Three phosphorylation sites have been identified at the GluR1 AMPA receptor at the C-terminal intracellular domain: (1) Ser 818 (the PKC site), (2) Ser 831 (the calcium/calmodulin-dependent protein kinase II (CaMK II) or protein kinase C (PKC) site) and Ser 845 (the PKA site). The phosphorylation of the GluR1 subunit at Ser 845 is the best characterized, and has been demonstrated to increase peak open probability of AMPA channels which enhances the strength of synpatic transmission. The nootropic activity of many racetams (e.g., piracetam) is hypothesized to be related to their ability to positively allosterically modulate the AMPA receptor and thereby promote neuronal excitability.

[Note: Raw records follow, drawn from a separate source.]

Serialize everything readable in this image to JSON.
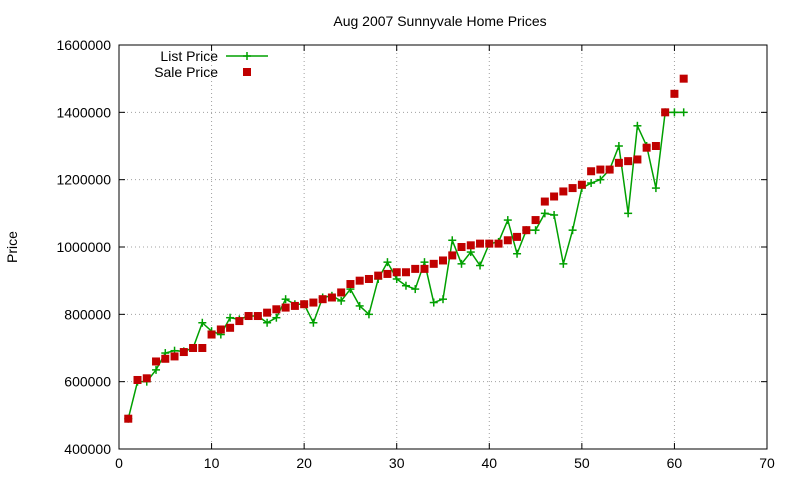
{
  "chart_data": {
    "type": "scatter",
    "title": "Aug 2007 Sunnyvale Home Prices",
    "xlabel": "",
    "ylabel": "Price",
    "xlim": [
      0,
      70
    ],
    "ylim": [
      400000,
      1600000
    ],
    "x_ticks": [
      "0",
      "10",
      "20",
      "30",
      "40",
      "50",
      "60",
      "70"
    ],
    "y_ticks": [
      "400000",
      "600000",
      "800000",
      "1000000",
      "1200000",
      "1400000",
      "1600000"
    ],
    "x_tick_values": [
      0,
      10,
      20,
      30,
      40,
      50,
      60,
      70
    ],
    "y_tick_values": [
      400000,
      600000,
      800000,
      1000000,
      1200000,
      1400000,
      1600000
    ],
    "grid": true,
    "legend_position": "top-left",
    "series": [
      {
        "name": "List Price",
        "style": "linespoints",
        "marker": "plus",
        "color": "#00a000",
        "x": [
          1,
          2,
          3,
          4,
          5,
          6,
          7,
          8,
          9,
          10,
          11,
          12,
          13,
          14,
          15,
          16,
          17,
          18,
          19,
          20,
          21,
          22,
          23,
          24,
          25,
          26,
          27,
          28,
          29,
          30,
          31,
          32,
          33,
          34,
          35,
          36,
          37,
          38,
          39,
          40,
          41,
          42,
          43,
          44,
          45,
          46,
          47,
          48,
          49,
          50,
          51,
          52,
          53,
          54,
          55,
          56,
          57,
          58,
          59,
          60,
          61
        ],
        "y": [
          490000,
          600000,
          600000,
          635000,
          685000,
          692000,
          690000,
          700000,
          775000,
          750000,
          740000,
          790000,
          785000,
          795000,
          795000,
          775000,
          790000,
          845000,
          830000,
          830000,
          775000,
          850000,
          855000,
          840000,
          875000,
          825000,
          800000,
          905000,
          955000,
          905000,
          885000,
          875000,
          955000,
          835000,
          845000,
          1020000,
          950000,
          985000,
          945000,
          1010000,
          1015000,
          1080000,
          980000,
          1050000,
          1050000,
          1100000,
          1095000,
          950000,
          1050000,
          1175000,
          1190000,
          1200000,
          1230000,
          1300000,
          1100000,
          1360000,
          1300000,
          1175000,
          1400000,
          1400000,
          1400000
        ]
      },
      {
        "name": "Sale Price",
        "style": "points",
        "marker": "square",
        "color": "#c00000",
        "x": [
          1,
          2,
          3,
          4,
          5,
          6,
          7,
          8,
          9,
          10,
          11,
          12,
          13,
          14,
          15,
          16,
          17,
          18,
          19,
          20,
          21,
          22,
          23,
          24,
          25,
          26,
          27,
          28,
          29,
          30,
          31,
          32,
          33,
          34,
          35,
          36,
          37,
          38,
          39,
          40,
          41,
          42,
          43,
          44,
          45,
          46,
          47,
          48,
          49,
          50,
          51,
          52,
          53,
          54,
          55,
          56,
          57,
          58,
          59,
          60,
          61
        ],
        "y": [
          490000,
          605000,
          610000,
          660000,
          668000,
          675000,
          688000,
          700000,
          700000,
          740000,
          755000,
          760000,
          780000,
          795000,
          795000,
          805000,
          815000,
          820000,
          825000,
          830000,
          835000,
          845000,
          850000,
          865000,
          890000,
          900000,
          905000,
          915000,
          920000,
          925000,
          925000,
          935000,
          935000,
          950000,
          960000,
          975000,
          1000000,
          1005000,
          1010000,
          1010000,
          1010000,
          1020000,
          1030000,
          1050000,
          1080000,
          1135000,
          1150000,
          1165000,
          1175000,
          1185000,
          1225000,
          1230000,
          1230000,
          1250000,
          1255000,
          1260000,
          1295000,
          1300000,
          1400000,
          1455000,
          1500000
        ]
      }
    ]
  }
}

(The notation Ser # indicates the amino acid in a polypeptide or protein-in this case Serine- and the relative position of the residue. So Ser 845 is the 845th amino acid residue, counting from left to right, i.e., N-terminus to C-terminus.)
Nobiletin upregulates mRNA expression of NMDA receptor subunits
In 2014, Kimura J et al reported that nobiletin (1) activates cAMP response element-binding protein (CREB) signaling, (2) rescues NMDA receptor antagonist-induced cognitive impairment, and (3) upregulates mRNA expression of the NMDA receptor subunits NR1, NR2A, and NR2B in PC12D cells. The N-methyl-D-Aspartate (NMDA) receptor is one of the three receptors whose endogenous ligand is glutamate (the other two are AMPA and the Kainic acid receptor). NMDARs play an extensively characterized role in learning and memory and underly long-term potentiation (LTP).
(The discovery that Nobiletin increases mRNA transcription of NMDA receptor subunits suggests that Nobiletin may potentially increase the density of NMDA receptors in the postsynaptic membrane which would make excitatory neurotransmission more robust.)
Finally, Nakajima A et al found that Nobiletin treatment rescues cognitive impairment and reduces soluble amyloid-beta burden in a triple transgenic model of Alzheimer’s disease (3XTg-AD). Specifically, 3 month treatment with Nobiletin (30mg/kg) reversed short-term and recognition memory deficits, ameliorated hippocampal reactive oxygen species (ROS), and ELISA analysis revealed a reduction in soluble amyloid-beta load *in vivo. *Taken together, these results suggest that Nobiletin is a natural flavanoid that exhibits nootropic potential and is a promising candidate for the treatment of Alzheimer’s disease.
Summary of Publications
2005, Nagase H et al. Mechanism of neurotrophic action of nobiletin in PC12D cells. Biochemistry. 2005;44(42):13683-91.
2008, Matsuzaki K et al. A citrus flavonoid with neurotrophic action; augments protein kinase A-mediated phosphorylation of the AMPA receptor subunit; GluR1; and the postsynaptic receptor response to glutamate in murine hippocampus. Eur J Pharmacol. 2008;578(2-3):194-200.
2014, Kimura J et al. Upregulation of N-methyl-D-aspartate receptor subunits and c-Fos expressing genes in PC12D cells by nobiletin. Biol Pharm Bull. 2014;37(9):1555-8.
2015, Nakajima A et al. A citrus flavonoid improves cognitive impairment and reduces soluble Aβ levels in a triple transgenic mouse model of Alzheimer’s disease (3XTg-AD). Behav Brain Res. 2015.